Siccome sto rileggendo la mastodontica biografia di Pancho Villa scritta da Paco Ignacio Taibo II, ho pensato di preparare quello che, si dice, fosse il piatto preferito dal più famoso rivoluzionario messicano del novecento: il chile con asadero.Trattandosi di un piatto assai diffuso nel nord del Messico e pure oltre il rio Bravo la ricetta del chile con queso è presente nella enciclopedica opera di Diana Kennedy, dove però non c'è traccia di questa aneddotica di carattere rivoluzionario-gastronomico.
Quest'anno ricorrono precisamente i cent'anni dall'inizio della Revolución ed è curioso vedere come a un secolo di distanza, tutt'ora i messicani continuino a dividersi tra irriducibili sostenitori del Centauro del Norte e acerrimi nemici.
Gastronomicamente parlando, Pancho Villa era di gusti decisamente semplici, vuoi per le umili origini, vuoi per lo stile di vita decisamente incredibile per i nostri standard attuali. Si dice che gli piacesse la carne alla brace cotta fino a renderla dura come una suola di scarpa e, unica concessione alle debolezze della tavola, las malteadas de fresas, una specie di frappè denso alla fragola, conosciuto durante il periodo in cui soggiornò a El Paso, Texas.
Si dice anche che quando nel 1914 arrivò a Città del Messico dove s'incontrò con l'altro celebre rivoluzionario Emiliano Zapata (entrambi nel video a pranzo con l'allora presidente provvisorio Eulalio Gutiérrez) conobbe per la prima volta i tacos e i tamales di cui rimase entusiasta. Però, da quel che si sa, il suo piatto preferito era il chile con asadero, appunto.
E per chi volesse approfondire le gesta di Pancho Villa, un bellissimo e lungo documentario a cura di Paco Ignacio Taibo II.

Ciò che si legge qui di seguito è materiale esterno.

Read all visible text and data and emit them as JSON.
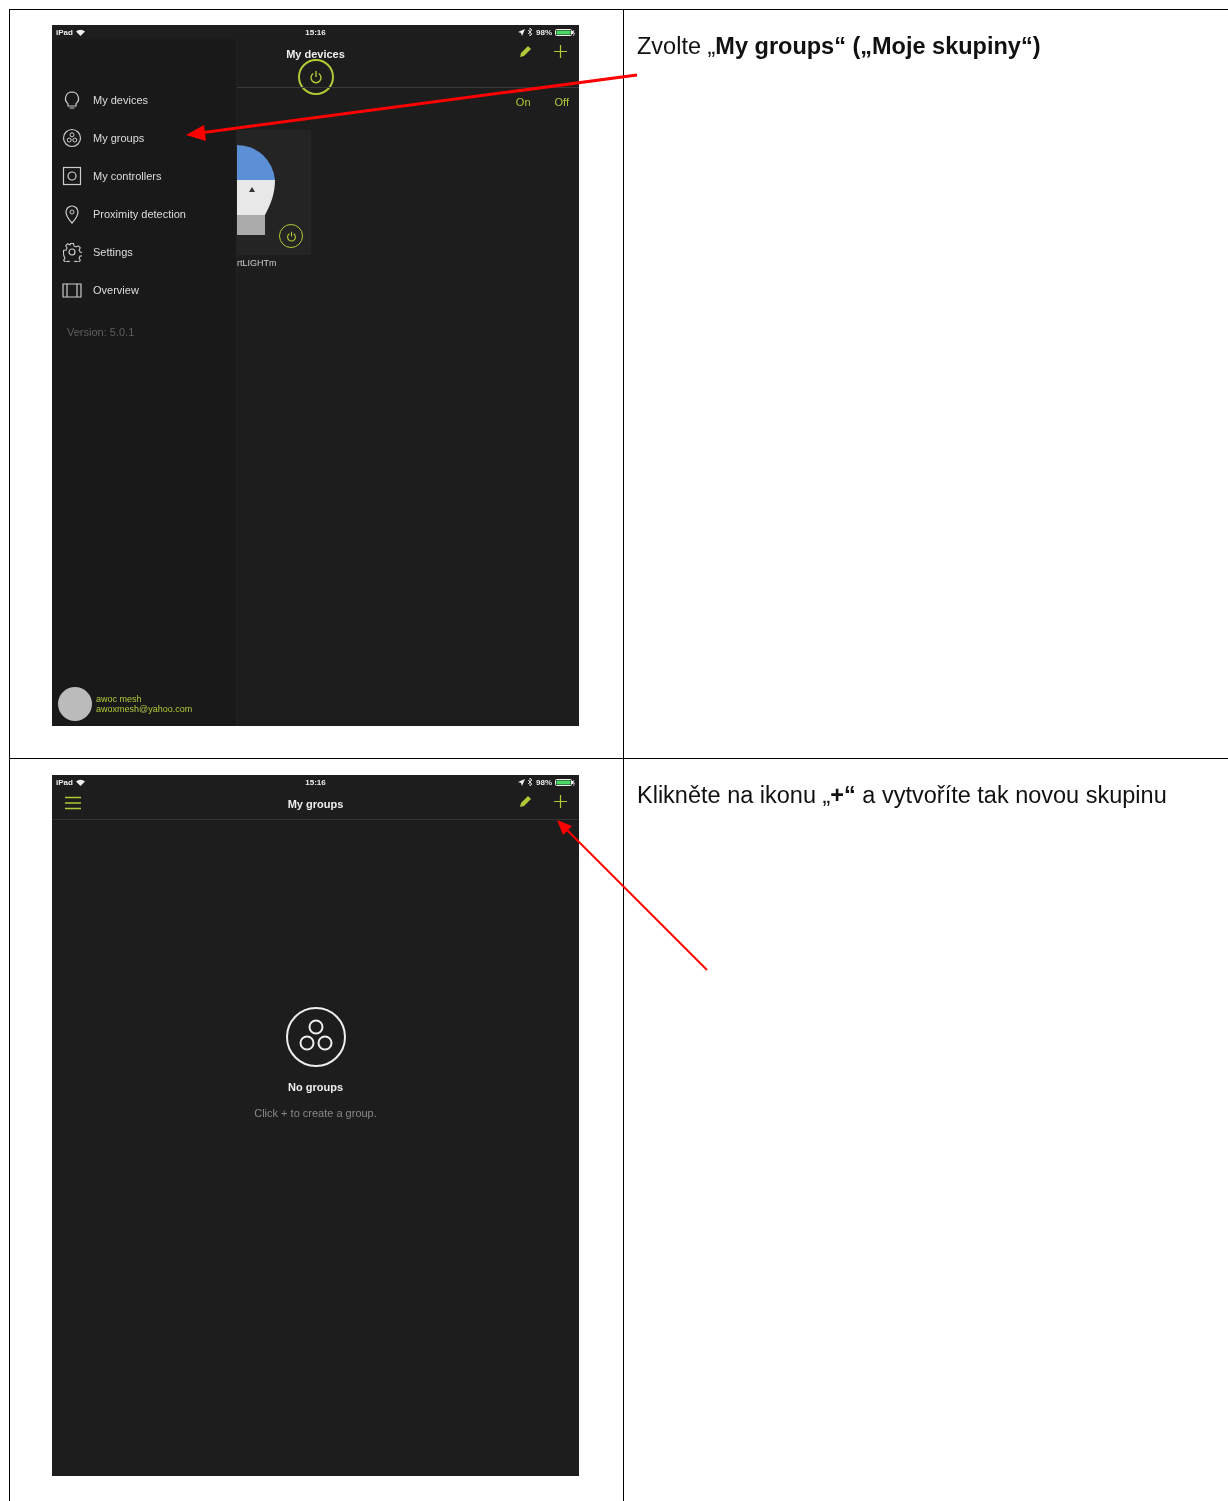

Come spesso accade in questi casi è veramente difficile avere a disposizione gli ingredienti esatti e si cerca di usare degli onorevoli sostituti. Trovandoci poi in quel periodo dell'anno in cui ancora non sono maturati i miei peperoncini autarchici, ho ripiegato sui peperoncini verdi lunghi vulgaris, da supermercato, che però hanno svolto dignitosamente il loro compito. La ricetta di Diana prevede infatti l'uso di un peperoncino particolare, il chile verde nel norte, che negli stati ex-messicani degli USA viene chiamato chile anaheim. Questo peperoncino verde, tipicamente lungo e dalla scorza piuttosto coriacea assomiglia veramente molto ai peperoncini verdi locali anche se tendono ad essere più piccanti dei loro parenti messicani (strano ma vero!). Il chile verde non è particolarmente piccante, per cui occorre sincerarsi della piccantezza dei peperoncini verdi e sostituirne una parte con altri dolci tipo i friggitelli nostrani, se necessario.

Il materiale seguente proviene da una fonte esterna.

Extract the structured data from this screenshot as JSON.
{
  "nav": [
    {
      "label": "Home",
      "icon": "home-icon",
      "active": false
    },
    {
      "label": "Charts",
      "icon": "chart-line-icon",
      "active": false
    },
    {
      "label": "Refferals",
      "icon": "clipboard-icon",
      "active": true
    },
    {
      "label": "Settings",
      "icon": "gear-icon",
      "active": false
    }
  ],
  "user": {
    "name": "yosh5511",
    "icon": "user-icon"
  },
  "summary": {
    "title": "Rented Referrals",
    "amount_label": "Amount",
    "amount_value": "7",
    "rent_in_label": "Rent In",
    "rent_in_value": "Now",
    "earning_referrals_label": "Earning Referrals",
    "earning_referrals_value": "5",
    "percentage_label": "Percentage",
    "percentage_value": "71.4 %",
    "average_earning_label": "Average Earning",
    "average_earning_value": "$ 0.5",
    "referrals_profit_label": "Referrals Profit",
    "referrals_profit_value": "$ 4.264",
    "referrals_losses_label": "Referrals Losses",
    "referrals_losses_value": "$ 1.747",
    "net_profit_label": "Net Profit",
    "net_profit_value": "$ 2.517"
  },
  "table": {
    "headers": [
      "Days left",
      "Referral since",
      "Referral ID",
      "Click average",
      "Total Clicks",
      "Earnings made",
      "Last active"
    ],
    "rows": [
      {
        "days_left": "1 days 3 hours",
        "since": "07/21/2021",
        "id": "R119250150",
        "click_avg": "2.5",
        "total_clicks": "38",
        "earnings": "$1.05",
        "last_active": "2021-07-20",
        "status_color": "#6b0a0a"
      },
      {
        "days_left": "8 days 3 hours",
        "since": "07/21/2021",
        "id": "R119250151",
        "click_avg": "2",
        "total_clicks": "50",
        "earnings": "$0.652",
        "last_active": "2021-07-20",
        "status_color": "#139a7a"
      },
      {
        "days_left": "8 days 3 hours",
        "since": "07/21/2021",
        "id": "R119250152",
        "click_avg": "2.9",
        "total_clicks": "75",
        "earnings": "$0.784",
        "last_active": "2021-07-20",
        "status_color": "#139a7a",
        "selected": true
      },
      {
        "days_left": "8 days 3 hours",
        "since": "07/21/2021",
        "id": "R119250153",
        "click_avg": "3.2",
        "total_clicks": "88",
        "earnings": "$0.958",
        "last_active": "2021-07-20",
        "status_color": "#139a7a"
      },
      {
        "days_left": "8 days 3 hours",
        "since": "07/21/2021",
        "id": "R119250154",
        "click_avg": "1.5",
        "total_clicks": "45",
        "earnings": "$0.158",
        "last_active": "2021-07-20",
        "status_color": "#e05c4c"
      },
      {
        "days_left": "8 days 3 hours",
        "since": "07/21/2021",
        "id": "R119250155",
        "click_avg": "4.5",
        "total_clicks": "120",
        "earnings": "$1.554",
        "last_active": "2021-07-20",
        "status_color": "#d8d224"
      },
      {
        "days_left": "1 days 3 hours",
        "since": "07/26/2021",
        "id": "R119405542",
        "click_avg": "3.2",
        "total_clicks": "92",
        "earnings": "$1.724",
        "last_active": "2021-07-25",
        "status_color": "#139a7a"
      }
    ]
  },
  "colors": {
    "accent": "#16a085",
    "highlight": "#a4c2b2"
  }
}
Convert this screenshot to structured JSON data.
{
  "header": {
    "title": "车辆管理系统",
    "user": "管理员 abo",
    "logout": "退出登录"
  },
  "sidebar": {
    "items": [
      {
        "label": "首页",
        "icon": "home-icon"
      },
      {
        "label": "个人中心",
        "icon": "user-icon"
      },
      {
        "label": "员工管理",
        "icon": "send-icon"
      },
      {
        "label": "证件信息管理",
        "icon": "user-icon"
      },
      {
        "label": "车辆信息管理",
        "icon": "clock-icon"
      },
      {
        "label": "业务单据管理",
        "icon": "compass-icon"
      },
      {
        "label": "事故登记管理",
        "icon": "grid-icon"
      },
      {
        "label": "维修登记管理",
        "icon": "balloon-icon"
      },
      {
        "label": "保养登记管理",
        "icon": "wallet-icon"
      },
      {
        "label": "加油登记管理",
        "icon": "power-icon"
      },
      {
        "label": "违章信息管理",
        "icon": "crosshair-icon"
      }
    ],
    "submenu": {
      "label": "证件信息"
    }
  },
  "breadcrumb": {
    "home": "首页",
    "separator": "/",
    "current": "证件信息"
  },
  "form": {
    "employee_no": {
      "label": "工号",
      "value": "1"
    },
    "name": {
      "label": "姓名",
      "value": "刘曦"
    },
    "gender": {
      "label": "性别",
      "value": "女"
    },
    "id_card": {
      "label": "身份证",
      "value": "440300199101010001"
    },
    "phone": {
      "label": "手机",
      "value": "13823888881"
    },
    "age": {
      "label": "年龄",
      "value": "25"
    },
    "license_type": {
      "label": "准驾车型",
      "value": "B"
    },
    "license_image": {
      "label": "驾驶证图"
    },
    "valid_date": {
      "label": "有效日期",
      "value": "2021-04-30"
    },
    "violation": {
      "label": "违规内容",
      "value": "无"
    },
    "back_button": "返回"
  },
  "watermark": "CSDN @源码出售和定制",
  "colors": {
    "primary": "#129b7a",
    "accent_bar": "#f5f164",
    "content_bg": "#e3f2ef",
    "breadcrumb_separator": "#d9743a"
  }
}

Il secondo problema in questa ricetta è costituito dal formaggio. Il queso asadero, è uno dei formaggi tipici di Chihuaha, ma non è il famoso queso chihuaha prodotto dai Mennoniti come qualcuno crede. Con cosa sostituire il questo asadero? Si può usare del formaggio tipo la scamorza fresca o l'asiago o in generale quei formaggi giovani destinati ad essere cotti sulla piastra, purché non affumicati.
Ingredienti:
225g di formaggio asiago fresco o scamorza (sostituto del queso asadero)
185ml latte
10 peperoncini verdi dolci
5 peperoncini verdi piccanti
5 cucchiai di olio di mais
3 cucchiai di acqua
1 pomodoro
1 cipolla bianca grande
sale q.b.
Procedimento:
per prima cosa occorre pelare i peperoncini facendoli prima arrostire a fuoco vivo e poi infilandoli in un sacchetto di plastica chiuso per qualche minuto, dove sviluppano un notevole vapore che poi aiuterà la pelle bruciata a staccarsi.Come consiglia Diana Kennedy, è meglio non pulire i peperoncini sotto l'acqua corrente per non comprometterne la fragranza. Terminata questa operazione si passa a tagliare la cipolla a fette sottili così come il pomodoro.
Far soffriggere la cipolla in poco olio e quando sarà trasparente, aggiungere il pomodoro e i peperoncini a strisce, poi coprire e cuocere per 5 minuti. Aggiungere il latte e l'acqua e continuare la cottura per alcuni minuti.
Infine aggiungere il formaggio e servire non appena sarà fuso con tortillas de harina calde.
Tenete presente che un ottimo sostituto delle tortillas de harina sono le piadine sfogliate, quelle sottilissime. Ma di questa strana somiglianza tra tortillas de harina e piadine parlerò un'altra volta...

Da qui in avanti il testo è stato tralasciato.